Enerji Günlüğü – CHP Balıkesir Milletvekili Ahmet Akın, ülkede yerli ve milli enerji kaynakları olarak nükleerin değil, herşeyi ile yerli ve milli olan güneş, rüzgar, jeotermal ve biyokütlenin desteklenmesi gerektiğini söyledi.
Güre’de Ege ve Marmara Çevre Belediyeler Birliği tarafından düzenlenen “İklim değişikliği ve Yenilenebilir enerji Çalıştayı”na katılan CHP Balıkesir Milletvekili ve Genel Başkan Başdanışmanı Ahmet Akın burada bir konuşma yaptı. Konuşmasında enerjide dışa bağımlılığa ve cari açığın büyük bölümünün enerji ithalatından kaynaklandığına dikkat çeken Akın, hükümetin yerli ve milli bir enerji kaynağı arıyorda bu kaynağın yenilenebilir enerji kaynaklarımız olduğunu kaydetti.

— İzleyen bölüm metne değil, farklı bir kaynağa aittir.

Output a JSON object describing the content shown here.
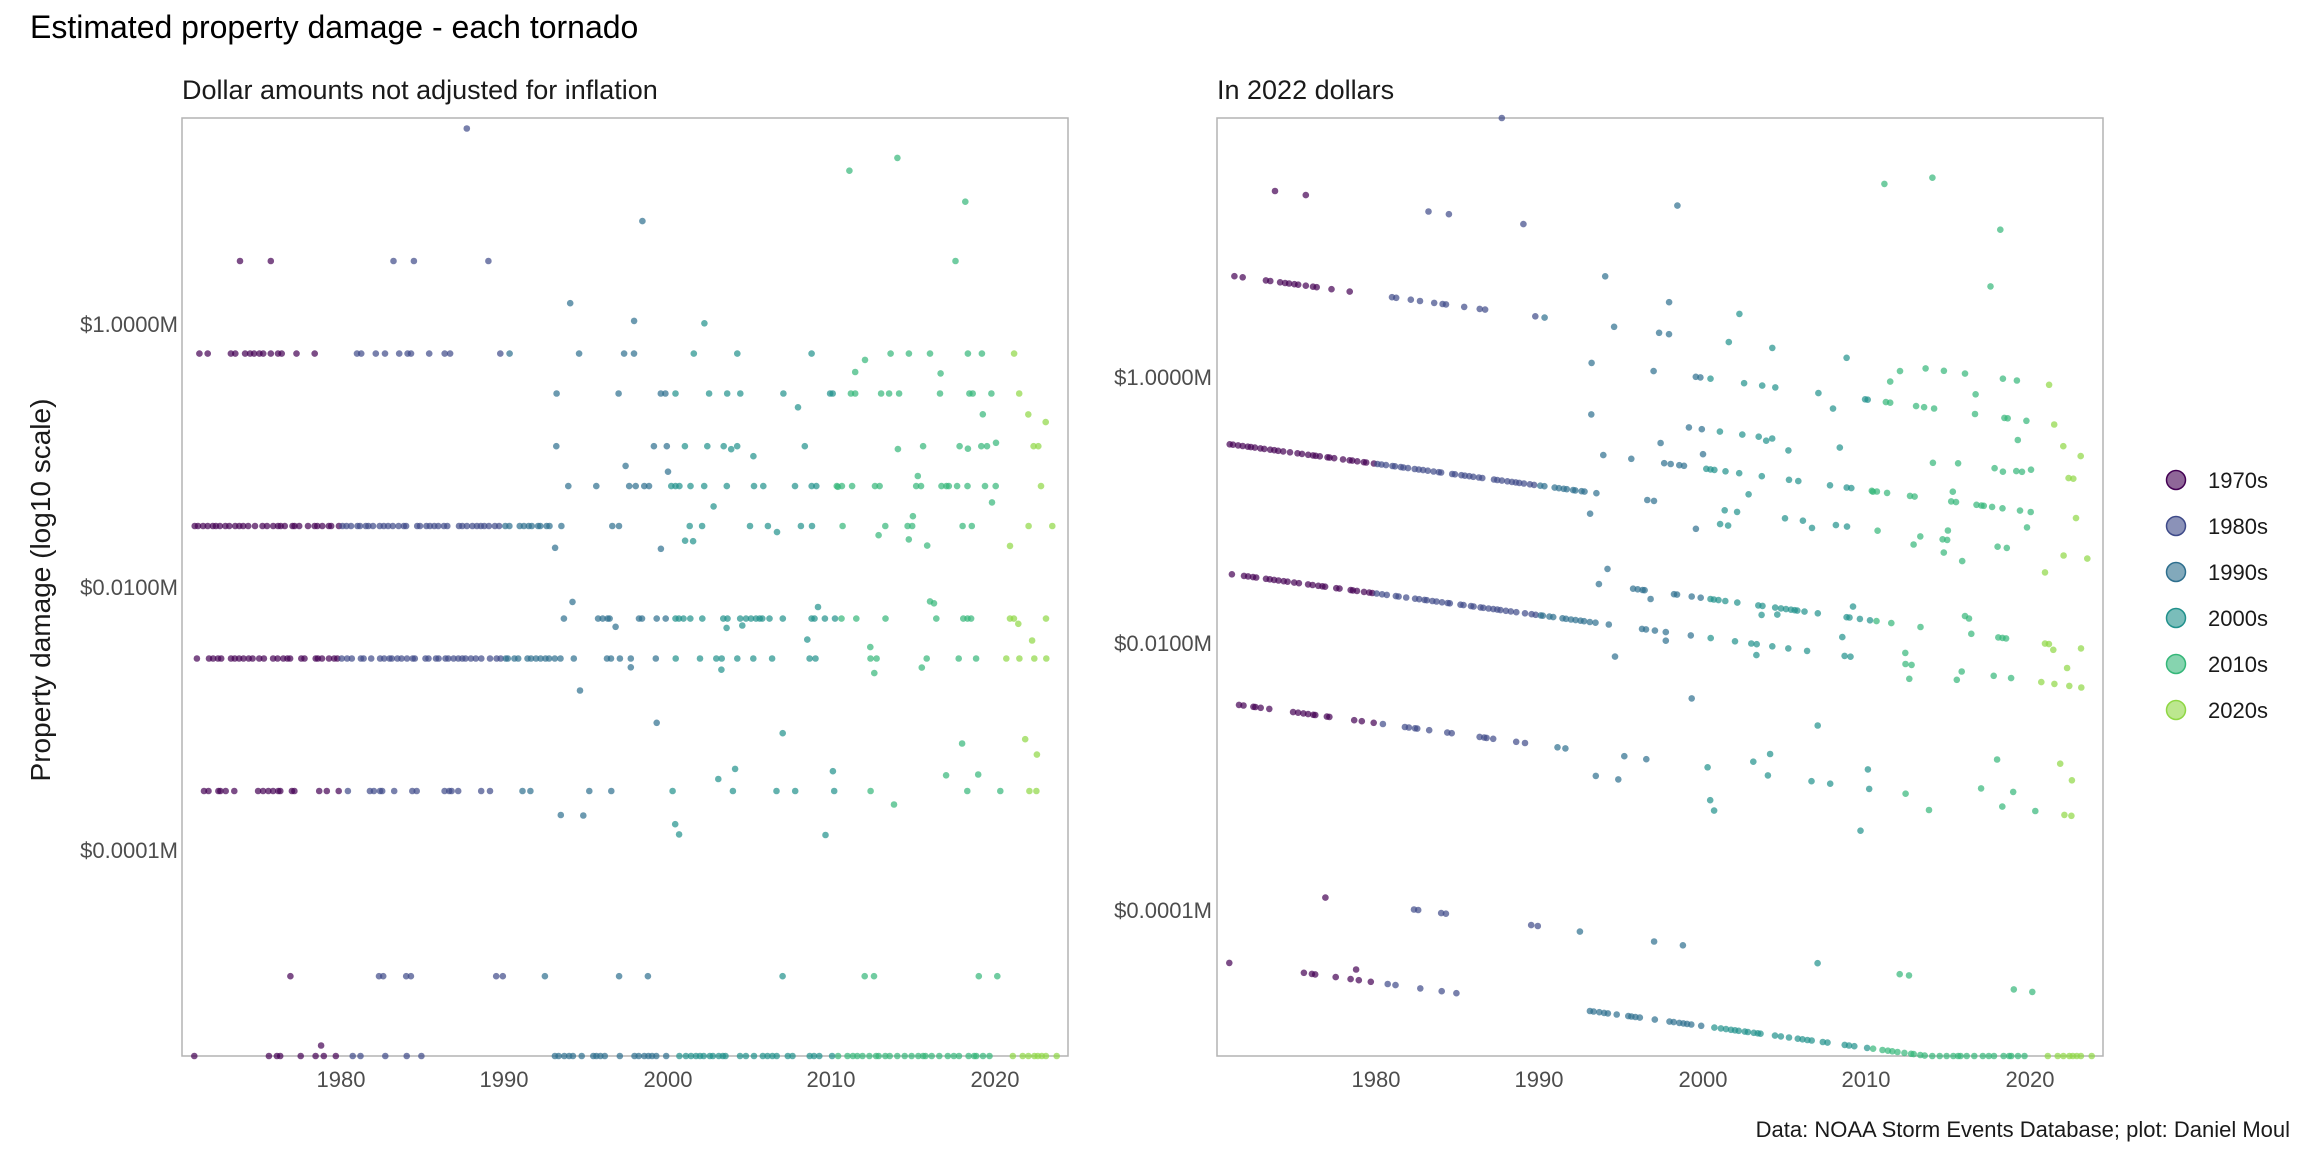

Akın, “Bu ülkede milli ve yerli bir enerji kaynağı arıyorsanız, listenin en başına bu toplantının da konusunu oluşturan yenilenebilir enerji kaynaklarını koyun. Güneş, rüzgar, jeotermal, biyokütle her şeyi ile yerli ve millidir. Eğer bu şekilde teşvik ve destekler yağdıracaksanız bu kaynakları da destekleyin.” dedi.
“NÜKLEERİN NASIL YERLİ VE MİLLİ OLDUĞUNU ANLAYAMIYORUM”
Hükümetin açıkladığı Milli Enerji Politikası’nda yerli ve milli enerji kaynağı olarak nükleer enerjinin değerlendirilmesini anlayamadığını kaydeden Akın, “Bakanın açıklamamalarında yerli ve milli enerji kaynağı olarak işin merkezine nükleer santrallerin yerleştirildiğini görüyoruz. Bu nasıl bir millilik anlayışıdır bilemiyorum. Çünkü Nükleer Santrallerin teknolojisinden, malzemesine, insan kaynağına kadar hiç birisi bize ait değil” dedi.
“DÜNYA ENERJİ TERNDLERİ YENİLENEBİLİR KAYNAKLARA YÖNELMİŞTİR”
Türkiye’nin de dünyadaki gidişe paralel olarak yenilenebilir enerji kaynaklarına ağırlık vermesi gerektiğinin altını çizen Akın, “Dünyada enerji trendleri bu yöne kaymış durumdadır. Paris İklim Anlaşması da fosil yakıt dönemini kapatacak önlemler içeriyor. Anlaşmaya taraf ülkeler çoktan harekete geçmiş ve yenilenebilir enerji yatırımlarına hız vermişlerdir. Yenilenebilir enerjinin payının hızla arttığını görüyoruz. Uluslar arası Yenilenebilir Enerji Ajansının verilerine göre 2015 yılında küresel kurulu elektrik gücüne yapılan ilavenin %61’i yenilenebilir kaynaklara dayalıdır. Bunların içinde de güneş ve rüzgar başı çekmektedir. Bu ikisi 2015 yılındaki yenilenebilir enerji yatırımlarının %90’nı oluşturmaktadır” dedi.
ENERJİ KOOPERATİFÇİLİĞİ ÖNEMLİ BİR MODELDİR
Konuşmasında enerji verimliliğini de önemli bir kaynak olarak değerlendiren Akın, gelişmiş ülkelerde yaygınlaşan enerji kooperatifçiliği modeline de değinerek, “Katılımcı bir enerji sektörü inşa edilmesi gerektiğini düşünüyoruz. Büyük rantların kaynağı enerjide kar odaklı bir yönetim anlayışı egemendir. Farklı bir modelin de benimsenmesi ve geliştirilmesi gerekiyor. Bu model enerji kooperatifçiliğidir. Özellikle yenilenebilir enerji alanında kurulacak ve faaliyet gösterecek kooperatifler halk katılımına daha uygundur. Kaynağında kurulacak yenilenebilir enerji santrallerinin maaliyeti de daha düşük olmaktadır. Yaygınlaşacak Enerji kooperatifleri ile sektör demokratik bir yapıya da kavuşmuş olacaktır” dedi.